Masyarakat Batak Toba dikenal sebagai suku yang sangat setia dalam melaksanakan upacara adat atau tradisi-tradisi warisan leluhur. Bagi masyarakat Batak Toba, adat merupakan bagian dari kebudayaan untuk mempertinggi kualitas hidup mereka dan sebagai identitas kebudayaannya. Salah satunya Mangulosi.
Mangulosi adalah prosesi adat mengalungkan kain ulos kepada pihak yang mengadakan pesta suka cita ataupun acara duka.
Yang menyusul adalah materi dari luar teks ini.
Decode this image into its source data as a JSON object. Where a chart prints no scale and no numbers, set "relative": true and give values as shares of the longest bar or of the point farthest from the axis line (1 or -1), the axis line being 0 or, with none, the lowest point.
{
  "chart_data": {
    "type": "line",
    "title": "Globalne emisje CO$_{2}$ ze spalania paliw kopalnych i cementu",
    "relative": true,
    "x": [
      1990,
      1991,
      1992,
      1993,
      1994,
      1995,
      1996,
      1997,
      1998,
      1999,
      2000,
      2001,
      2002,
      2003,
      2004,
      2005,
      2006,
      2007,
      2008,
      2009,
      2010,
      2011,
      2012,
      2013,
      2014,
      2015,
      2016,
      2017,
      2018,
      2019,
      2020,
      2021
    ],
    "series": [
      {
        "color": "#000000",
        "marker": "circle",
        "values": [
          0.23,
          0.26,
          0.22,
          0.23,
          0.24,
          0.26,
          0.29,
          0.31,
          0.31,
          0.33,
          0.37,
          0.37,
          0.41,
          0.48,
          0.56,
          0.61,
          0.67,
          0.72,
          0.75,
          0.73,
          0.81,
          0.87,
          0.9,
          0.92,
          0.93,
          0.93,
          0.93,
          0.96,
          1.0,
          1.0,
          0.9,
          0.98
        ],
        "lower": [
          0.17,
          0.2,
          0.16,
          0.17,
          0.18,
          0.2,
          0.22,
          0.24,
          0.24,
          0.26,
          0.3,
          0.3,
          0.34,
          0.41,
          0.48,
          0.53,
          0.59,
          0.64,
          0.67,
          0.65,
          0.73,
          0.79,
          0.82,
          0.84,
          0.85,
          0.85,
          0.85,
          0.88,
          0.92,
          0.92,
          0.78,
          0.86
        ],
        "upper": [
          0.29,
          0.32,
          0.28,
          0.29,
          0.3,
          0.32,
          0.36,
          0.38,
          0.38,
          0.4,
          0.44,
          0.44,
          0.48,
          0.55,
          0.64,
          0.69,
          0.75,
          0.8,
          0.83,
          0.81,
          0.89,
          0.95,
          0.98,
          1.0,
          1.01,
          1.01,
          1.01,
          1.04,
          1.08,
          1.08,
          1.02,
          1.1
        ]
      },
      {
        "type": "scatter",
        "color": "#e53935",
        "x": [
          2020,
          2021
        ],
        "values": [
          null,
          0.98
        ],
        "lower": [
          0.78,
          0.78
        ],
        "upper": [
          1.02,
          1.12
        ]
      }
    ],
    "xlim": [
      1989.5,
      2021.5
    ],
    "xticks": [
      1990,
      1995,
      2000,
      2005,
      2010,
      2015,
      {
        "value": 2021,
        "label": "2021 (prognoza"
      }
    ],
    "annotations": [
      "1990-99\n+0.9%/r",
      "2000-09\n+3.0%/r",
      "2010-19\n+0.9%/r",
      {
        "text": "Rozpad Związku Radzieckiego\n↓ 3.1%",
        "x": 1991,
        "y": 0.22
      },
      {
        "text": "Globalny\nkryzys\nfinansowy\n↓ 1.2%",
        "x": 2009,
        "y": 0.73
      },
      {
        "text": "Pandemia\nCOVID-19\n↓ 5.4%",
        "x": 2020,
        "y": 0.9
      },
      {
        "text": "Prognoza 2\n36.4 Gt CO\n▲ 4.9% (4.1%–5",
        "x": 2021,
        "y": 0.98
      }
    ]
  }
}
Dalam acara pernikahan, kain ulos ini akan diselendangkan di pundak kedua mempelai. Sedangkan pada acara kematian, maka ulos akan diletakkan di tubuh jenazah.
Tradisi Mangulosi ini bagi masyarakat Batak diartikan sebagai pemberian kasih sayang, doa, kehangatan, dan restu. Menurut sejarahnya, ulos dianggap sebagai sebuah tanda yang dapat mengayomi dan memberikan kehangatan bagi pemakainya.
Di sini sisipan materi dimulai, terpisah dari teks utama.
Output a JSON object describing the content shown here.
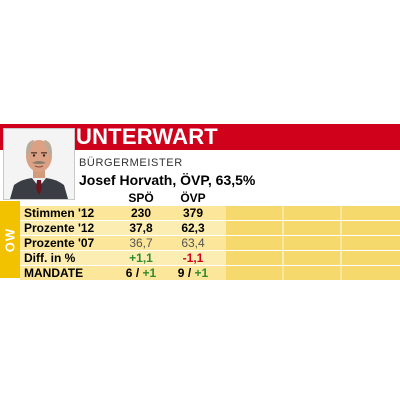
{
  "municipality": "UNTERWART",
  "region": "OW",
  "mayor": {
    "role": "BÜRGERMEISTER",
    "name": "Josef Horvath, ÖVP, 63,5%"
  },
  "table": {
    "columns": [
      "SPÖ",
      "ÖVP"
    ],
    "rows": [
      {
        "label": "Stimmen '12",
        "values": [
          "230",
          "379"
        ]
      },
      {
        "label": "Prozente '12",
        "values": [
          "37,8",
          "62,3"
        ]
      },
      {
        "label": "Prozente '07",
        "values": [
          "36,7",
          "63,4"
        ]
      },
      {
        "label": "Diff. in %",
        "values": [
          "+1,1",
          "-1,1"
        ]
      },
      {
        "label": "MANDATE",
        "values": [
          "6",
          "9"
        ],
        "diffs": [
          "+1",
          "+1"
        ],
        "separator": "/"
      }
    ]
  },
  "colors": {
    "accent_red": "#d0021b",
    "accent_yellow": "#f2c100",
    "row_fill": "#fbe69a",
    "positive": "#2e8b2e",
    "negative": "#d0021b"
  }
}
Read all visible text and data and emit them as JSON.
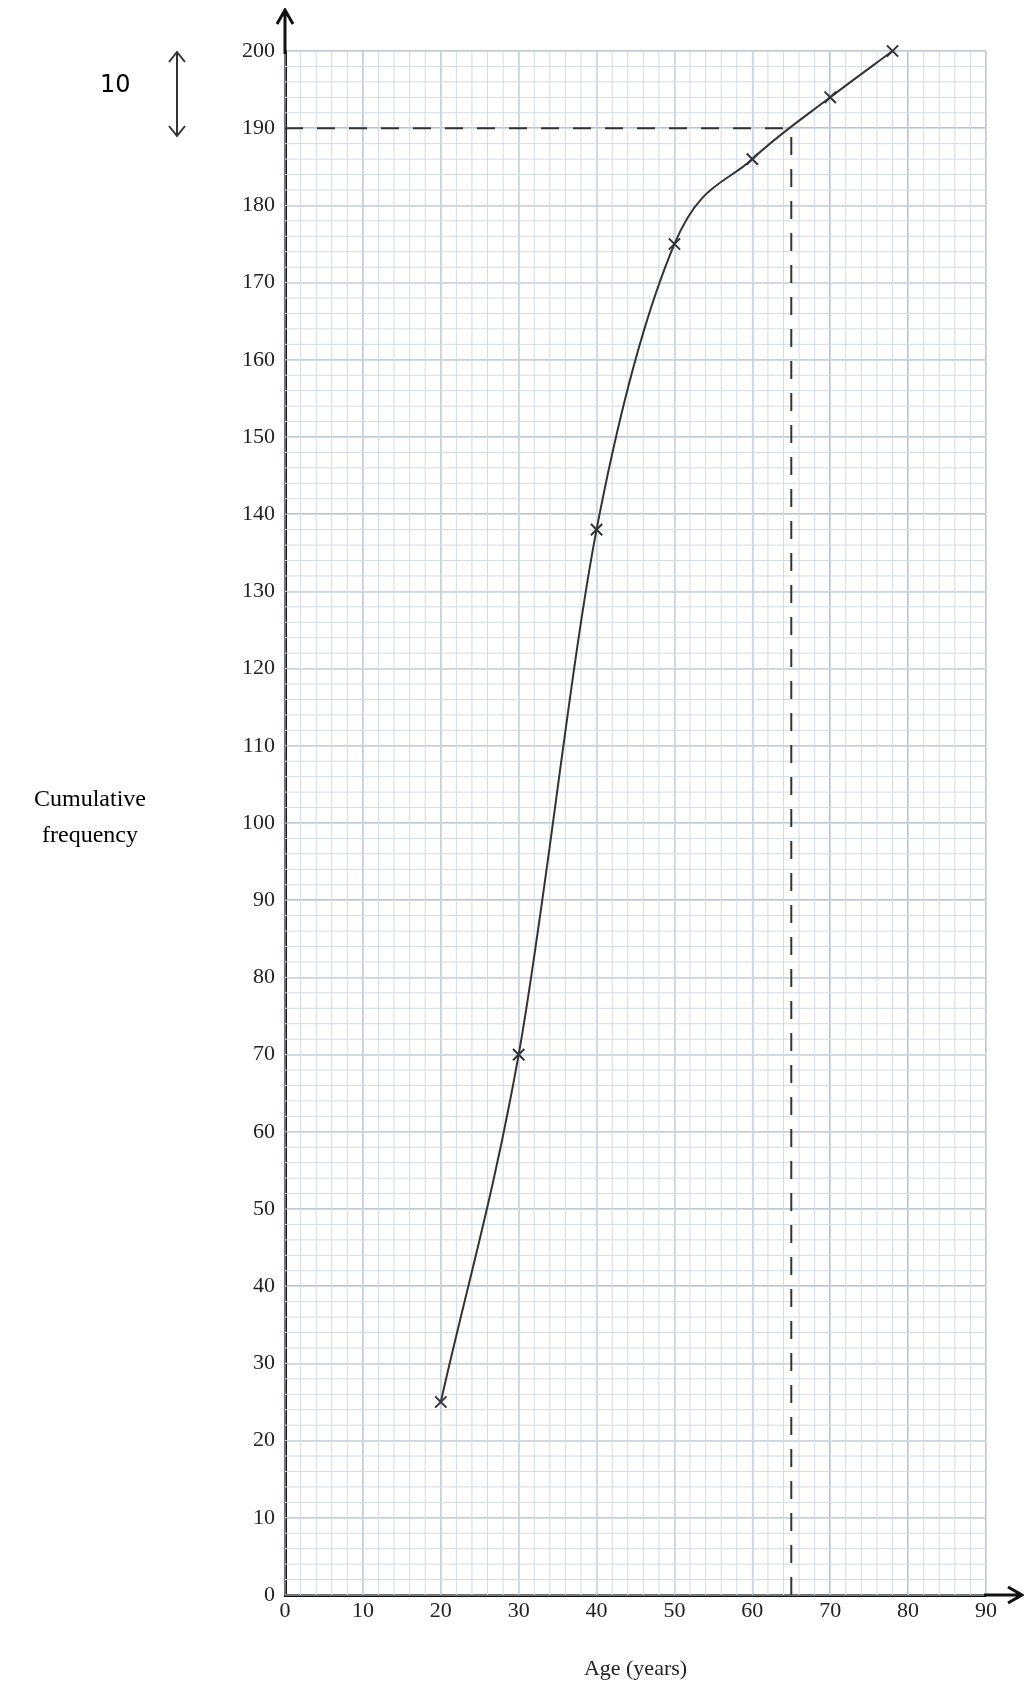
{
  "chart_data": {
    "type": "line",
    "xlabel": "Age (years)",
    "ylabel": "Cumulative frequency",
    "x": [
      20,
      30,
      40,
      50,
      60,
      70,
      78
    ],
    "series": [
      {
        "color": "#333333",
        "values": [
          25,
          70,
          138,
          175,
          186,
          194,
          200
        ]
      }
    ],
    "xlim": [
      0,
      90
    ],
    "ylim": [
      0,
      200
    ],
    "xticks": [
      0,
      10,
      20,
      30,
      40,
      50,
      60,
      70,
      80,
      90
    ],
    "yticks": [
      0,
      10,
      20,
      30,
      40,
      50,
      60,
      70,
      80,
      90,
      100,
      110,
      120,
      130,
      140,
      150,
      160,
      170,
      180,
      190,
      200
    ],
    "grid": true,
    "legend": false,
    "marker": "cross",
    "line_style": "solid",
    "ref_lines": [
      {
        "axis": "y",
        "value": 190,
        "color": "#333333",
        "line_style": "dashed"
      },
      {
        "axis": "x",
        "value": 65,
        "color": "#333333",
        "line_style": "dashed"
      }
    ],
    "annotations": [
      "10"
    ]
  }
}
Tradisi Mangulosi biasa dilakukan oleh orang yang dituakan kepada kerabat yang memiliki partuturan atau kedudukan yang lebih rendah, seperti orang tua kepada anaknya. Dalam budaya pernikahan Batak, terdapat tradisi Mangulosi dari tulang (paman) kepada kedua mempelai, hal yang menunjukkan ciri khas relasi dalam keluarga Batak.
Baca juga: Mengulas 10 Upacara Adat Jawa Timur yang Terkenal
2. Mangongkal Holi

Mangongkal Holi adalah sebuah tradisi masyarakat Batak membongkar kembali tulang-belulang leluhur yang berada di tanah perantauan dan memindahkannya ke tanah kelahiran. Biasanya, di tanah kelahirannya sudah disiapkan sebuah tugu yang khusus untuk menaruh tulang-belulang tersebut.
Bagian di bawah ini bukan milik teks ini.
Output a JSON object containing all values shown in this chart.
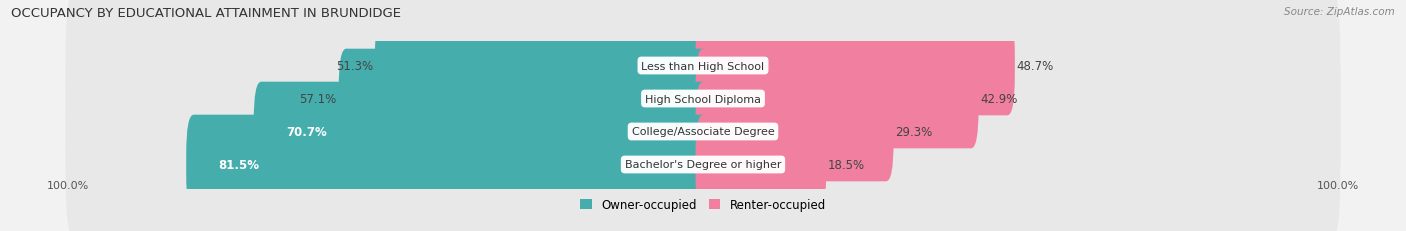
{
  "title": "OCCUPANCY BY EDUCATIONAL ATTAINMENT IN BRUNDIDGE",
  "source": "Source: ZipAtlas.com",
  "categories": [
    "Less than High School",
    "High School Diploma",
    "College/Associate Degree",
    "Bachelor's Degree or higher"
  ],
  "owner_pct": [
    51.3,
    57.1,
    70.7,
    81.5
  ],
  "renter_pct": [
    48.7,
    42.9,
    29.3,
    18.5
  ],
  "owner_color": "#45AEAD",
  "renter_color": "#F07FA0",
  "bar_height": 0.62,
  "background_color": "#f2f2f2",
  "bar_bg_color": "#e2e2e2",
  "row_bg_color": "#e8e8e8",
  "axis_label_left": "100.0%",
  "axis_label_right": "100.0%",
  "legend_owner": "Owner-occupied",
  "legend_renter": "Renter-occupied"
}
Bagi masyarakat Batak, upacara Mangongkal Holi merupakan bentuk penghormatan kepada orang tua yang sudah meninggal. Upacara ini juga bertujuan untuk mempersatukan keturunan leluhur agar dapat diketahui siapa saja yang merupakan keturunan leluhur tersebut.
Tidak diketahui secara pasti soal asal usul dan sejak kapan upacara ini diadakan. Masyarakat percaya, tradisi ini sudah ada sejak lama, bahkan sebelum ajaran agama masuk ke tanah Batak.
Upacara ini lahir karena kepercayaan nenek moyang bahwa orang yang meninggal akan memiliki sahala atau kekuatan yang dapat mempengaruhi kehidupan keluarganya. Maka dari itu, dilaksanakanlah upacara Mangongkal Holi sebagai bentuk penghormatan kepada leluhur.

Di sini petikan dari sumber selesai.